Use of Machine Learning Algorithms to Predict the Response of High-Rise Building for Probabilistic Loss Assessment

In seismically active areas, stakeholders, (re)insurance industry, local or nation-wide governments desire to assess the performance of owned structures in terms of Death, monetary losses (Dollars), or Downtime (3D losses). To assess the seismic performance of existing structures various assessment procedures have been proposed and adopted by the earthquake engineering community. The vast part of those procedures comprises the simulation of the responses of the structure under the seismic excitations. These simulations are handled by means of computationally expensive methods (such as nonlinear response history analysis, NRHA). To overcome this matter, statistical models to obtain the response of the structure have been proposed and adopted. Additional to the conventional statistical models, more complex models have been proposed over the last decade. With its increasing ease of use machine learning techniques also have been the ones started to be considered. In the present study, we have adopted two main types of ML algorithms, classification, and regression namely.

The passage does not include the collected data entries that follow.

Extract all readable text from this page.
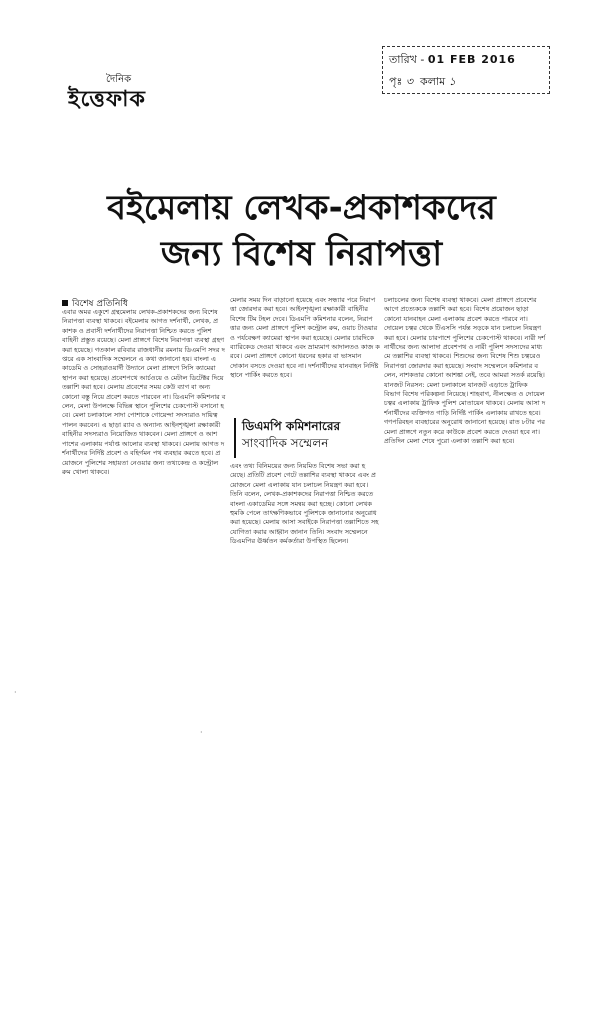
দৈনিক
ইত্তেফাক
তারিখ - 01 FEB 2016
পৃঃ ৩ কলাম ১
বইমেলায় লেখক-প্রকাশকদের
জন্য বিশেষ নিরাপত্তা
বিশেষ প্রতিনিধি
এবার অমর একুশে গ্রন্থমেলায় লেখক-প্রকাশকদের জন্য বিশেষ নিরাপত্তা ব্যবস্থা থাকবে। বইমেলায় আগত দর্শনার্থী, লেখক, প্রকাশক ও প্রবাসী দর্শনার্থীদের নিরাপত্তা নিশ্চিত করতে পুলিশ বাহিনী প্রস্তুত রয়েছে। মেলা প্রাঙ্গণে বিশেষ নিরাপত্তা ব্যবস্থা গ্রহণ করা হয়েছে। গতকাল রবিবার রাজধানীর রমনায় ডিএমপি সদর দপ্তরে এক সাংবাদিক সম্মেলনে এ কথা জানানো হয়। বাংলা একাডেমি ও সোহরাওয়ার্দী উদ্যানে মেলা প্রাঙ্গণে সিসি ক্যামেরা স্থাপন করা হয়েছে। প্রবেশপথে আর্চওয়ে ও মেটাল ডিটেক্টর দিয়ে তল্লাশি করা হবে। মেলায় প্রবেশের সময় কেউ ব্যাগ বা অন্য কোনো বস্তু নিয়ে প্রবেশ করতে পারবেন না। ডিএমপি কমিশনার বলেন, মেলা উপলক্ষে বিভিন্ন স্থানে পুলিশের চেকপোস্ট বসানো হবে। মেলা চলাকালে সাদা পোশাকে গোয়েন্দা সদস্যরাও দায়িত্ব পালন করবেন। এ ছাড়া র‌্যাব ও অন্যান্য আইনশৃঙ্খলা রক্ষাকারী বাহিনীর সদস্যরাও নিয়োজিত থাকবেন। মেলা প্রাঙ্গণে ও আশপাশের এলাকায় পর্যাপ্ত আলোর ব্যবস্থা থাকবে। মেলায় আগত দর্শনার্থীদের নির্দিষ্ট প্রবেশ ও বহির্গমন পথ ব্যবহার করতে হবে। প্রয়োজনে পুলিশের সহায়তা নেওয়ার জন্য তথ্যকেন্দ্র ও কন্ট্রোল রুম খোলা থাকবে।
মেলার সময় দিন বাড়ানো হয়েছে এবং সন্ধ্যার পরে নিরাপত্তা জোরদার করা হবে। আইনশৃঙ্খলা রক্ষাকারী বাহিনীর বিশেষ টিম টহল দেবে। ডিএমপি কমিশনার বলেন, নিরাপত্তার জন্য মেলা প্রাঙ্গণে পুলিশ কন্ট্রোল রুম, ওয়াচ টাওয়ার ও পর্যবেক্ষণ ক্যামেরা স্থাপন করা হয়েছে। মেলার চারদিকে ব্যারিকেড দেওয়া থাকবে এবং ভ্রাম্যমাণ আদালতও কাজ করবে। মেলা প্রাঙ্গণে কোনো ধরনের হকার বা ভাসমান দোকান বসতে দেওয়া হবে না। দর্শনার্থীদের যানবাহন নির্দিষ্ট স্থানে পার্কিং করতে হবে।
ডিএমপি কমিশনারের
সাংবাদিক সম্মেলন
এবং তথ্য বিনিময়ের জন্য নিয়মিত বিশেষ সভা করা হয়েছে। প্রতিটি প্রবেশ গেটে তল্লাশির ব্যবস্থা থাকবে এবং প্রয়োজনে মেলা এলাকায় যান চলাচল নিয়ন্ত্রণ করা হবে। তিনি বলেন, লেখক-প্রকাশকদের নিরাপত্তা নিশ্চিত করতে বাংলা একাডেমির সঙ্গে সমন্বয় করা হচ্ছে। কোনো লেখক হুমকি পেলে তাৎক্ষণিকভাবে পুলিশকে জানানোর অনুরোধ করা হয়েছে। মেলায় আসা সবাইকে নিরাপত্তা তল্লাশিতে সহযোগিতা করার আহ্বান জানান তিনি। সংবাদ সম্মেলনে ডিএমপির ঊর্ধ্বতন কর্মকর্তারা উপস্থিত ছিলেন।
চলাচলের জন্য বিশেষ ব্যবস্থা থাকবে। মেলা প্রাঙ্গণে প্রবেশের আগে প্রত্যেককে তল্লাশি করা হবে। বিশেষ প্রয়োজন ছাড়া কোনো যানবাহন মেলা এলাকায় প্রবেশ করতে পারবে না। দোয়েল চত্বর থেকে টিএসসি পর্যন্ত সড়কে যান চলাচল নিয়ন্ত্রণ করা হবে। মেলার চারপাশে পুলিশের চেকপোস্ট থাকবে। নারী দর্শনার্থীদের জন্য আলাদা প্রবেশপথ ও নারী পুলিশ সদস্যদের মাধ্যমে তল্লাশির ব্যবস্থা থাকবে। শিশুদের জন্য বিশেষ শিশু চত্বরেও নিরাপত্তা জোরদার করা হয়েছে। সংবাদ সম্মেলনে কমিশনার বলেন, নাশকতার কোনো আশঙ্কা নেই, তবে আমরা সতর্ক রয়েছি। যানজট নিরসন: মেলা চলাকালে যানজট এড়াতে ট্রাফিক বিভাগ বিশেষ পরিকল্পনা নিয়েছে। শাহবাগ, নীলক্ষেত ও দোয়েল চত্বর এলাকায় ট্রাফিক পুলিশ মোতায়েন থাকবে। মেলায় আসা দর্শনার্থীদের ব্যক্তিগত গাড়ি নির্দিষ্ট পার্কিং এলাকায় রাখতে হবে। গণপরিবহন ব্যবহারের অনুরোধ জানানো হয়েছে। রাত ৮টার পর মেলা প্রাঙ্গণে নতুন করে কাউকে প্রবেশ করতে দেওয়া হবে না। প্রতিদিন মেলা শেষে পুরো এলাকা তল্লাশি করা হবে।
·
·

The results of the classification algorithms have been obtained as "the probability of being in damage state", which later manipulated to be fragility curves. On the other hand, maximum inter-story drift ratio (mIDR) values have been obtained via regression algorithms, which later used to obtain the fragility curves via cloud analysis. The comparison of the abilities of the ML algorithms has been done via using the fragility functions as proxies. Additional to the comparison within the ML algorithms, the fragility curves obtained via ML algorithms, have been compared also with the fragility curves obtained via the cloud analysis (SAC-2000) approach. Additional to the comparison of the various ML algorithms' abilities, a sensitivity analysis has been conducted to obtain the effect of the ratio between the amount of the data point to obtain the statistical model and the amount of the data point to test the model. According to the results obtained, all adopted classification algorithms lead to more than %80 accuracies when the number of the training data points is equal to or more than the testing data point. Additionally, at least a 0.916 R2 score (when the number of a testing datapoint is equal to three times the training data point) has been obtained for the regression algorithms.